Hip-Hop-Fans haben gemeinsame Mixtapes schon immer geliebt, ob es Jay Z & Kanye West auf OTIS oder Future & Young Thug auf Super Slimy sind. Die Vorstellung, dass zwei MCs, für ein ganzes Projekt zusammenkommen, macht die Fans einfach verrückt. In der Ära des melodischen Trap-Raps sind diese gemeinsamen Mixtapes jedoch immer häufiger zu hören. Auf internationaler Ebene haben wir gesehen, wie Future ganze Projekte mit Lil Uzi Vert und Juice WRLD (RIP) gemacht hat.
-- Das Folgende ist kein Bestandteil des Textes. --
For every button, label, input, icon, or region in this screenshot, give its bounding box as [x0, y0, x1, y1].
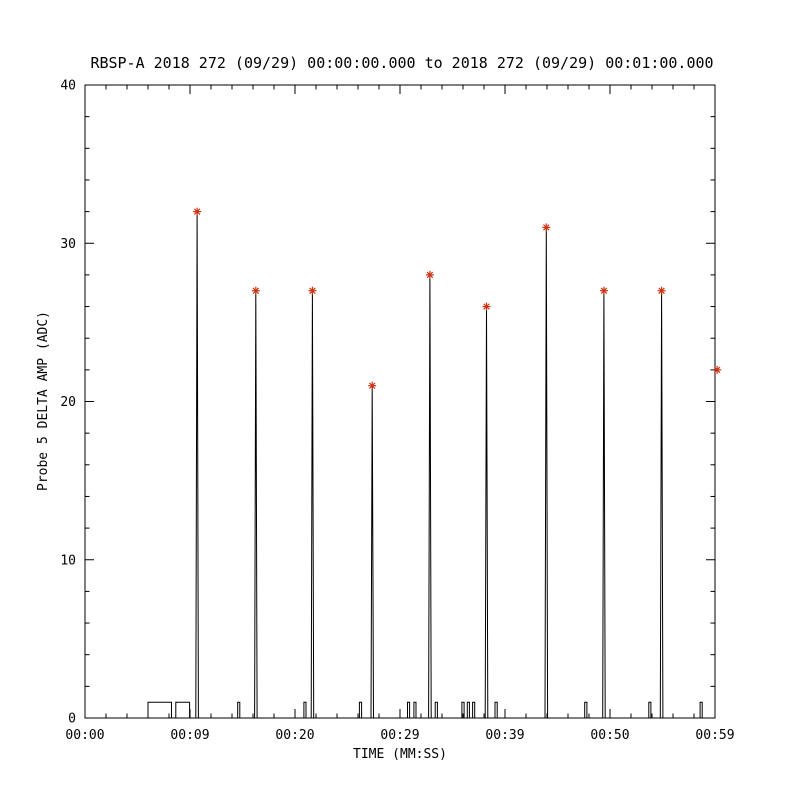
- x-axis-label: TIME (MM:SS): [353, 747, 447, 762]
- y-tick-label: 10: [60, 553, 76, 568]
- peak-marker: [425, 270, 434, 279]
- x-tick-label: 00:59: [695, 728, 734, 743]
- peak-marker: [482, 302, 491, 311]
- peak-marker: [542, 223, 551, 232]
- peak-markers: [193, 207, 722, 390]
- tick-labels: 00:00 00:09 00:20 00:29 00:39 00:50 00:59 0 10 20…: [60, 79, 734, 744]
- peak-marker: [193, 207, 202, 216]
- peak-marker: [599, 286, 608, 295]
- peak-marker: [657, 286, 666, 295]
- plot-title: RBSP-A 2018 272 (09/29) 00:00:00.000 to …: [90, 54, 713, 72]
- peak-marker: [713, 365, 722, 374]
- x-tick-label: 00:20: [275, 728, 314, 743]
- axes: [84, 84, 716, 719]
- y-tick-label: 20: [60, 395, 76, 410]
- x-tick-label: 00:50: [590, 728, 629, 743]
- y-tick-label: 40: [60, 79, 76, 94]
- y-tick-label: 30: [60, 237, 76, 252]
- signal-series: [85, 211, 715, 719]
- x-tick-label: 00:29: [380, 728, 419, 743]
- x-tick-label: 00:00: [65, 728, 104, 743]
- signal-line: [85, 211, 715, 719]
- y-tick-label: 0: [68, 712, 76, 727]
- x-tick-label: 00:39: [485, 728, 524, 743]
- peak-marker: [251, 286, 260, 295]
- peak-marker: [368, 381, 377, 390]
- x-tick-label: 00:09: [170, 728, 209, 743]
- peak-marker: [308, 286, 317, 295]
- y-axis-label: Probe 5 DELTA AMP (ADC): [36, 311, 51, 491]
Hier in Kenia hat Jovie Jovv diese Kunst perfektioniert und scheint in dieser Hinsicht die Shrap-Bewegung anzuführen.

Die Geburt der 2. Shrap-Generation

Wie die meisten Dinge im Jahr 2020 hat auch die kenianische Musikszene gelitten. Aber es gelang ihr auch, neue Stars hervorzubringen. Eine zweite Generation von kenianischen Rappern wurde aus der Langeweile der Abriegelung geboren. Kahu$h, Chiefgeng, Sabi Wu, Korb$ und Lil Maina kamen alle ungefähr zur gleichen Zeit hervor. Ihre Geschichten ähneln sich. Man stelle sich einen jungen Mann vor, dessen Studium auf unbestimmte Zeit unterbrochen wurde und der nun viel Zeit hat. Er hat schon mal Musik gemacht, aber nicht sehr “ intensiv „, um es mal so zu sagen. Also geht er ins Aufnahmestudio! Alle der Genannten begannen, ihre Liebhaberprojekte zu veröffentlichen. Mit ihrem Elan und dem Drive hinter ihren Songs haben sie nun die Herzen der Hip-Hop-Fans in Nairobi erobert.

Um auf dem ostafrikanischen Markt einen Hit zu landen, ist ein Musikvideo wesentlicher Bestandteil des Projektes. Songs mit Bildmaterial werden im Fernsehen gespielt, die aus dem Fernsehen wiederum im Radio und von beliebten DJs. Lange Zeit war es wirklich schwer, einen Hit zu landen, der nicht von einem Video begleitet wurde. Da die Mittelschicht wächst und die Technologie immer zugänglicher wird, erfreut sich die kenianische Musik immer größerer Beliebtheit – ein guter Zeitpunkt eigentlich, um in das Game einzusteigen.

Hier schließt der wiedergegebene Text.